Note: ALL tax return preparers MUST sign their name and enter a preparer tax identification number on your tax return. For your protection, please check that they do this before submitting any documents.

  1. Keep adequate records: Accurate recordkeeping throughout the year will save you time and help ensure your tax return is correct. Set up a system for receipts. This can be a paper file, or you can use an app to scan and store them; just make sure you are saving them in some way.
  2. Separate your personal and business finances: Set up a separate bank account and credit card for your business and run only business expenses through those accounts. See Publication 583, Starting a Business and Keeping Records.
  3. Correctly classify your business: Some business structures enjoy more tax advantages than others. It’s important to choose the business structure that best suits your business. If you’re not sure which to choose, a tax attorney or certified public accountant can help.
  4. Manage payroll: You can take an online class to learn how to handle payroll. But if you don’t have the time, desire, or knowledge to manage payroll, hire someone to do it for you. To help make sure the company is reputable, see Outsourcing Payroll and Third Party Payers.
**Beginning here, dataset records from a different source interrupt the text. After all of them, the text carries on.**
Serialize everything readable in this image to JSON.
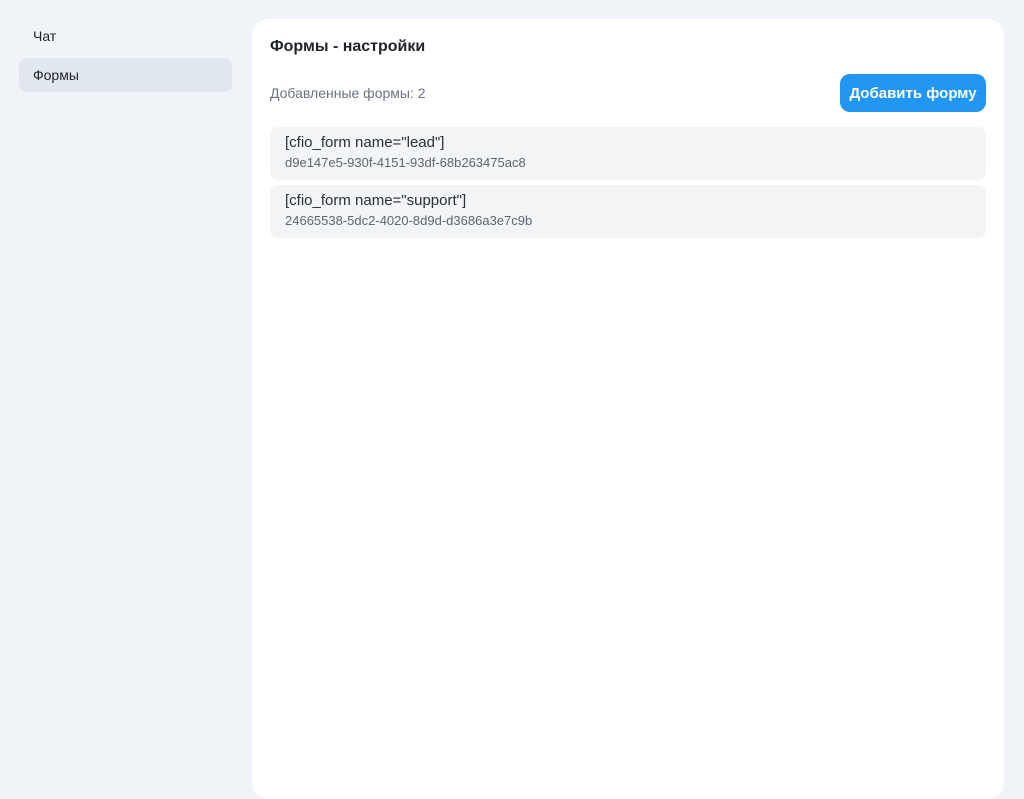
{
  "sidebar": {
    "items": [
      {
        "label": "Чат"
      },
      {
        "label": "Формы",
        "active": true
      }
    ]
  },
  "main": {
    "title": "Формы - настройки",
    "count_label": "Добавленные формы: 2",
    "add_button": "Добавить форму",
    "forms": [
      {
        "shortcode": "[cfio_form name=\"lead\"]",
        "id": "d9e147e5-930f-4151-93df-68b263475ac8"
      },
      {
        "shortcode": "[cfio_form name=\"support\"]",
        "id": "24665538-5dc2-4020-8d9d-d3686a3e7c9b"
      }
    ]
  },
  "colors": {
    "accent": "#2196f3",
    "background": "#f0f3f8"
  }
}
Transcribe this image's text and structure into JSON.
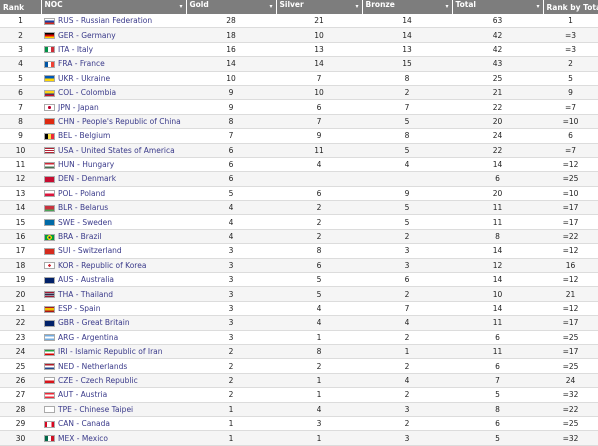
{
  "headers": {
    "rank": "Rank",
    "noc": "NOC",
    "gold": "Gold",
    "silver": "Silver",
    "bronze": "Bronze",
    "total": "Total",
    "rank_by_total": "Rank by Total",
    "sort_icon": "▾"
  },
  "rows": [
    {
      "rank": "1",
      "noc": "RUS - Russian Federation",
      "gold": "28",
      "silver": "21",
      "bronze": "14",
      "total": "63",
      "rbt": "1",
      "flag": "linear-gradient(#ffffff 33%,#1c3f9e 33% 66%,#d52b1e 66%)"
    },
    {
      "rank": "2",
      "noc": "GER - Germany",
      "gold": "18",
      "silver": "10",
      "bronze": "14",
      "total": "42",
      "rbt": "=3",
      "flag": "linear-gradient(#000000 33%,#dd0000 33% 66%,#ffce00 66%)"
    },
    {
      "rank": "3",
      "noc": "ITA - Italy",
      "gold": "16",
      "silver": "13",
      "bronze": "13",
      "total": "42",
      "rbt": "=3",
      "flag": "linear-gradient(90deg,#009246 33%,#ffffff 33% 66%,#ce2b37 66%)"
    },
    {
      "rank": "4",
      "noc": "FRA - France",
      "gold": "14",
      "silver": "14",
      "bronze": "15",
      "total": "43",
      "rbt": "2",
      "flag": "linear-gradient(90deg,#0055a4 33%,#ffffff 33% 66%,#ef4135 66%)"
    },
    {
      "rank": "5",
      "noc": "UKR - Ukraine",
      "gold": "10",
      "silver": "7",
      "bronze": "8",
      "total": "25",
      "rbt": "5",
      "flag": "linear-gradient(#0057b7 50%,#ffd700 50%)"
    },
    {
      "rank": "6",
      "noc": "COL - Colombia",
      "gold": "9",
      "silver": "10",
      "bronze": "2",
      "total": "21",
      "rbt": "9",
      "flag": "linear-gradient(#fcd116 50%,#003893 50% 75%,#ce1126 75%)"
    },
    {
      "rank": "7",
      "noc": "JPN - Japan",
      "gold": "9",
      "silver": "6",
      "bronze": "7",
      "total": "22",
      "rbt": "=7",
      "flag": "radial-gradient(circle,#bc002d 28%,#ffffff 30%)"
    },
    {
      "rank": "8",
      "noc": "CHN - People's Republic of China",
      "gold": "8",
      "silver": "7",
      "bronze": "5",
      "total": "20",
      "rbt": "=10",
      "flag": "linear-gradient(#de2910,#de2910)"
    },
    {
      "rank": "9",
      "noc": "BEL - Belgium",
      "gold": "7",
      "silver": "9",
      "bronze": "8",
      "total": "24",
      "rbt": "6",
      "flag": "linear-gradient(90deg,#000000 33%,#fae042 33% 66%,#ed2939 66%)"
    },
    {
      "rank": "10",
      "noc": "USA - United States of America",
      "gold": "6",
      "silver": "11",
      "bronze": "5",
      "total": "22",
      "rbt": "=7",
      "flag": "repeating-linear-gradient(#b22234 0 1px,#ffffff 1px 2px)"
    },
    {
      "rank": "11",
      "noc": "HUN - Hungary",
      "gold": "6",
      "silver": "4",
      "bronze": "4",
      "total": "14",
      "rbt": "=12",
      "flag": "linear-gradient(#ce2939 33%,#ffffff 33% 66%,#477050 66%)"
    },
    {
      "rank": "12",
      "noc": "DEN - Denmark",
      "gold": "6",
      "silver": "",
      "bronze": "",
      "total": "6",
      "rbt": "=25",
      "flag": "linear-gradient(#c60c30,#c60c30)"
    },
    {
      "rank": "13",
      "noc": "POL - Poland",
      "gold": "5",
      "silver": "6",
      "bronze": "9",
      "total": "20",
      "rbt": "=10",
      "flag": "linear-gradient(#ffffff 50%,#dc143c 50%)"
    },
    {
      "rank": "14",
      "noc": "BLR - Belarus",
      "gold": "4",
      "silver": "2",
      "bronze": "5",
      "total": "11",
      "rbt": "=17",
      "flag": "linear-gradient(#c8313e 66%,#4aa657 66%)"
    },
    {
      "rank": "15",
      "noc": "SWE - Sweden",
      "gold": "4",
      "silver": "2",
      "bronze": "5",
      "total": "11",
      "rbt": "=17",
      "flag": "linear-gradient(#006aa7,#006aa7)"
    },
    {
      "rank": "16",
      "noc": "BRA - Brazil",
      "gold": "4",
      "silver": "2",
      "bronze": "2",
      "total": "8",
      "rbt": "=22",
      "flag": "radial-gradient(circle,#002776 20%,#fedf00 22% 45%,#009c3b 47%)"
    },
    {
      "rank": "17",
      "noc": "SUI - Switzerland",
      "gold": "3",
      "silver": "8",
      "bronze": "3",
      "total": "14",
      "rbt": "=12",
      "flag": "linear-gradient(#d52b1e,#d52b1e)"
    },
    {
      "rank": "18",
      "noc": "KOR - Republic of Korea",
      "gold": "3",
      "silver": "6",
      "bronze": "3",
      "total": "12",
      "rbt": "16",
      "flag": "radial-gradient(circle,#cd2e3a 25%,#ffffff 28%)"
    },
    {
      "rank": "19",
      "noc": "AUS - Australia",
      "gold": "3",
      "silver": "5",
      "bronze": "6",
      "total": "14",
      "rbt": "=12",
      "flag": "linear-gradient(#012169,#012169)"
    },
    {
      "rank": "20",
      "noc": "THA - Thailand",
      "gold": "3",
      "silver": "5",
      "bronze": "2",
      "total": "10",
      "rbt": "21",
      "flag": "linear-gradient(#a51931 16%,#f4f5f8 16% 33%,#2d2a4a 33% 66%,#f4f5f8 66% 83%,#a51931 83%)"
    },
    {
      "rank": "21",
      "noc": "ESP - Spain",
      "gold": "3",
      "silver": "4",
      "bronze": "7",
      "total": "14",
      "rbt": "=12",
      "flag": "linear-gradient(#aa151b 25%,#f1bf00 25% 75%,#aa151b 75%)"
    },
    {
      "rank": "22",
      "noc": "GBR - Great Britain",
      "gold": "3",
      "silver": "4",
      "bronze": "4",
      "total": "11",
      "rbt": "=17",
      "flag": "linear-gradient(#012169,#012169)"
    },
    {
      "rank": "23",
      "noc": "ARG - Argentina",
      "gold": "3",
      "silver": "1",
      "bronze": "2",
      "total": "6",
      "rbt": "=25",
      "flag": "linear-gradient(#74acdf 33%,#ffffff 33% 66%,#74acdf 66%)"
    },
    {
      "rank": "24",
      "noc": "IRI - Islamic Republic of Iran",
      "gold": "2",
      "silver": "8",
      "bronze": "1",
      "total": "11",
      "rbt": "=17",
      "flag": "linear-gradient(#239f40 33%,#ffffff 33% 66%,#da0000 66%)"
    },
    {
      "rank": "25",
      "noc": "NED - Netherlands",
      "gold": "2",
      "silver": "2",
      "bronze": "2",
      "total": "6",
      "rbt": "=25",
      "flag": "linear-gradient(#ae1c28 33%,#ffffff 33% 66%,#21468b 66%)"
    },
    {
      "rank": "26",
      "noc": "CZE - Czech Republic",
      "gold": "2",
      "silver": "1",
      "bronze": "4",
      "total": "7",
      "rbt": "24",
      "flag": "linear-gradient(#ffffff 50%,#d7141a 50%)"
    },
    {
      "rank": "27",
      "noc": "AUT - Austria",
      "gold": "2",
      "silver": "1",
      "bronze": "2",
      "total": "5",
      "rbt": "=32",
      "flag": "linear-gradient(#ed2939 33%,#ffffff 33% 66%,#ed2939 66%)"
    },
    {
      "rank": "28",
      "noc": "TPE - Chinese Taipei",
      "gold": "1",
      "silver": "4",
      "bronze": "3",
      "total": "8",
      "rbt": "=22",
      "flag": "linear-gradient(#ffffff,#ffffff)"
    },
    {
      "rank": "29",
      "noc": "CAN - Canada",
      "gold": "1",
      "silver": "3",
      "bronze": "2",
      "total": "6",
      "rbt": "=25",
      "flag": "linear-gradient(90deg,#d80621 25%,#ffffff 25% 75%,#d80621 75%)"
    },
    {
      "rank": "30",
      "noc": "MEX - Mexico",
      "gold": "1",
      "silver": "1",
      "bronze": "3",
      "total": "5",
      "rbt": "=32",
      "flag": "linear-gradient(90deg,#006847 33%,#ffffff 33% 66%,#ce1126 66%)"
    }
  ]
}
  5. Subscribe to e-News for Small Businesses: The IRS e-News for Small Businesses is a free electronic mail service that offers tax information for small business owners and self-employed individuals, including reminders, tips and special announcements.
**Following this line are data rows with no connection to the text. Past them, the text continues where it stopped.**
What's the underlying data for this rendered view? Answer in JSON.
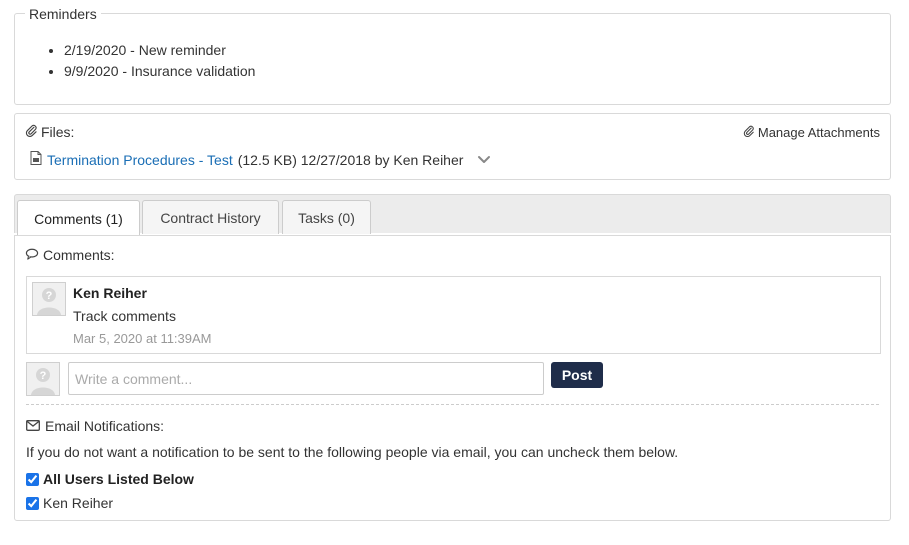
{
  "reminders": {
    "title": "Reminders",
    "items": [
      "2/19/2020 - New reminder",
      "9/9/2020 - Insurance validation"
    ]
  },
  "files": {
    "label": "Files:",
    "manage_label": "Manage Attachments",
    "file": {
      "name": "Termination Procedures - Test",
      "meta": "(12.5 KB) 12/27/2018 by Ken Reiher"
    },
    "icons": {
      "paperclip": "paperclip-icon",
      "file": "file-icon",
      "chevron": "chevron-down-icon"
    }
  },
  "tabs": [
    {
      "label": "Comments (1)",
      "active": true
    },
    {
      "label": "Contract History",
      "active": false
    },
    {
      "label": "Tasks (0)",
      "active": false
    }
  ],
  "comments": {
    "heading": "Comments:",
    "items": [
      {
        "author": "Ken Reiher",
        "text": "Track comments",
        "time": "Mar 5, 2020 at 11:39AM"
      }
    ],
    "input_placeholder": "Write a comment...",
    "post_label": "Post"
  },
  "email": {
    "heading": "Email Notifications:",
    "description": "If you do not want a notification to be sent to the following people via email, you can uncheck them below.",
    "options": [
      {
        "label": "All Users Listed Below",
        "checked": true
      },
      {
        "label": "Ken Reiher",
        "checked": true
      }
    ]
  },
  "colors": {
    "link": "#1a6eb5",
    "post_button": "#1f2d4a",
    "border": "#d9d9d9"
  }
}
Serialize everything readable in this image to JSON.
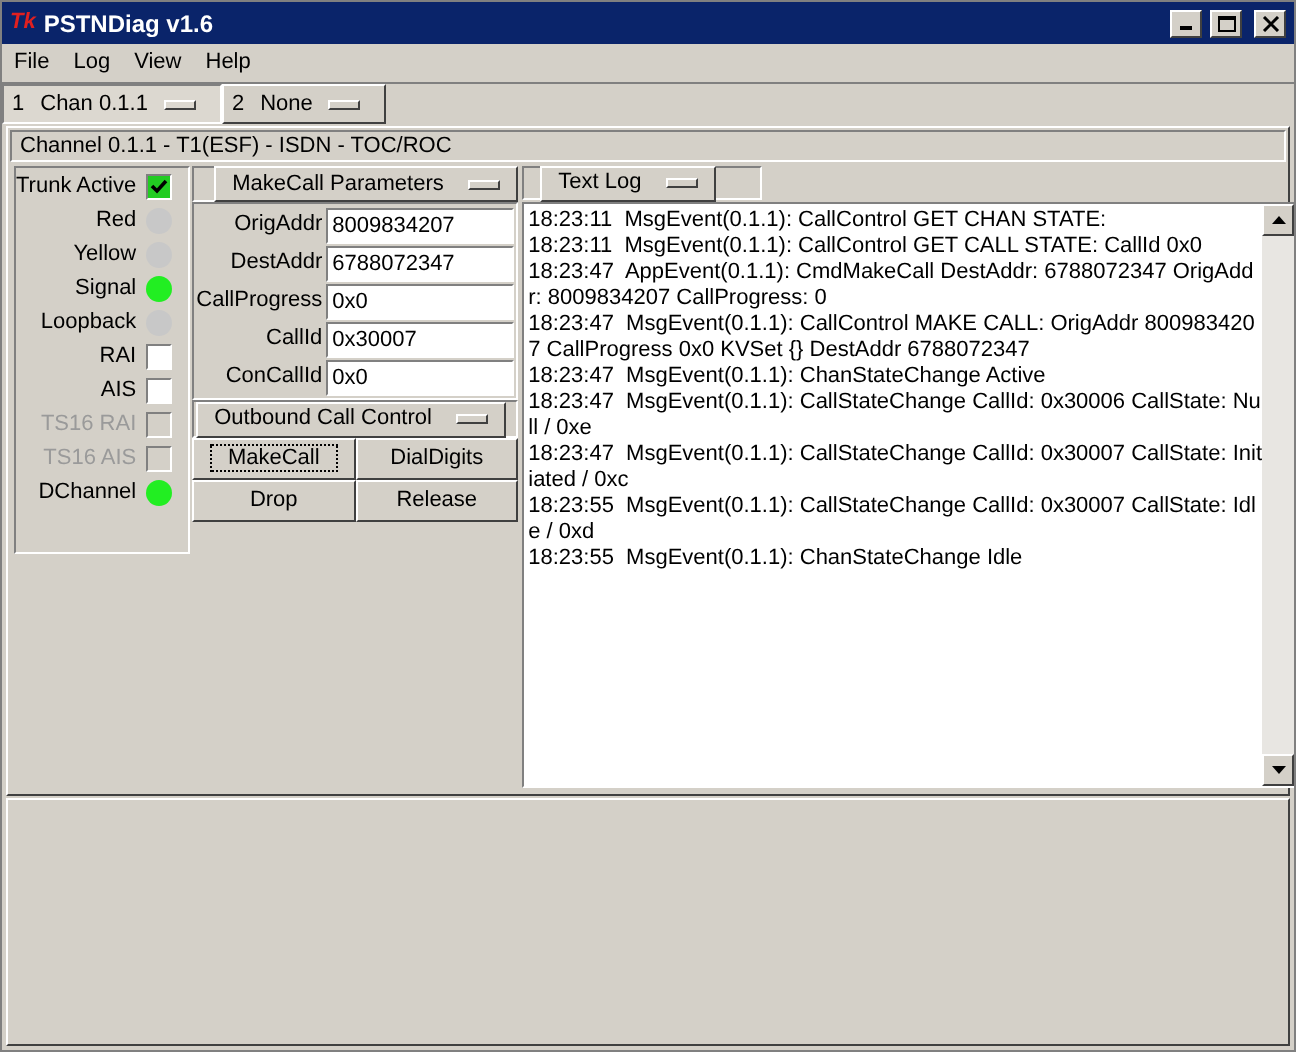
{
  "window": {
    "title": "PSTNDiag v1.6",
    "logo": "Tk"
  },
  "menu": [
    "File",
    "Log",
    "View",
    "Help"
  ],
  "channel_tabs": [
    {
      "index": "1",
      "label": "Chan 0.1.1",
      "selected": true
    },
    {
      "index": "2",
      "label": "None",
      "selected": false
    }
  ],
  "channel_header": "Channel 0.1.1 - T1(ESF) - ISDN - TOC/ROC",
  "indicators": [
    {
      "kind": "checkbox",
      "label": "Trunk Active",
      "checked": true,
      "disabled": false
    },
    {
      "kind": "led",
      "label": "Red",
      "on": false
    },
    {
      "kind": "led",
      "label": "Yellow",
      "on": false
    },
    {
      "kind": "led",
      "label": "Signal",
      "on": true
    },
    {
      "kind": "led",
      "label": "Loopback",
      "on": false
    },
    {
      "kind": "checkbox",
      "label": "RAI",
      "checked": false,
      "disabled": false
    },
    {
      "kind": "checkbox",
      "label": "AIS",
      "checked": false,
      "disabled": false
    },
    {
      "kind": "checkbox",
      "label": "TS16 RAI",
      "checked": false,
      "disabled": true
    },
    {
      "kind": "checkbox",
      "label": "TS16 AIS",
      "checked": false,
      "disabled": true
    },
    {
      "kind": "led",
      "label": "DChannel",
      "on": true
    }
  ],
  "makecall": {
    "title": "MakeCall Parameters",
    "fields": [
      {
        "label": "OrigAddr",
        "value": "8009834207"
      },
      {
        "label": "DestAddr",
        "value": "6788072347"
      },
      {
        "label": "CallProgress",
        "value": "0x0"
      },
      {
        "label": "CallId",
        "value": "0x30007"
      },
      {
        "label": "ConCallId",
        "value": "0x0"
      }
    ]
  },
  "call_control": {
    "title": "Outbound Call Control",
    "buttons": [
      {
        "label": "MakeCall",
        "focused": true
      },
      {
        "label": "DialDigits",
        "focused": false
      },
      {
        "label": "Drop",
        "focused": false
      },
      {
        "label": "Release",
        "focused": false
      }
    ]
  },
  "log": {
    "title": "Text Log",
    "lines": [
      "18:23:11  MsgEvent(0.1.1): CallControl GET CHAN STATE:",
      "18:23:11  MsgEvent(0.1.1): CallControl GET CALL STATE: CallId 0x0",
      "18:23:47  AppEvent(0.1.1): CmdMakeCall DestAddr: 6788072347 OrigAdd",
      "r: 8009834207 CallProgress: 0",
      "18:23:47  MsgEvent(0.1.1): CallControl MAKE CALL: OrigAddr 800983420",
      "7 CallProgress 0x0 KVSet {} DestAddr 6788072347",
      "18:23:47  MsgEvent(0.1.1): ChanStateChange Active",
      "18:23:47  MsgEvent(0.1.1): CallStateChange CallId: 0x30006 CallState: Nu",
      "ll / 0xe",
      "18:23:47  MsgEvent(0.1.1): CallStateChange CallId: 0x30007 CallState: Init",
      "iated / 0xc",
      "18:23:55  MsgEvent(0.1.1): CallStateChange CallId: 0x30007 CallState: Idl",
      "e / 0xd",
      "18:23:55  MsgEvent(0.1.1): ChanStateChange Idle"
    ]
  }
}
  6. Research small business tax deductions: There is a long list of tax deductions for small business owners. See Publication 535, Business Expenses. A tax deduction is an item you can subtract from your gross income to lower the amount of taxes you owe.
  7. Self-employment tax deduction: You can deduct one-half (50 percent) of your SE tax as an adjustment to income on your federal income tax return. For tax years after 2017, you will also need to report the amount on Form 1040 Schedule 1, Part II.
  8. Make your tax payments timely: Anyone who files federal income tax returns and expects to owe more than $1,000 needs to pay estimated tax If you don’t pay enough tax through withholding and estimated tax payments, you may be charged a penalty. You also may be charged a penalty if your estimated tax payments are late, even if you are due a refund when you file your tax return.
  9. For faster processing, file your returns electronically: Electronic Filing Options for Business and Self-Employed Taxpayers.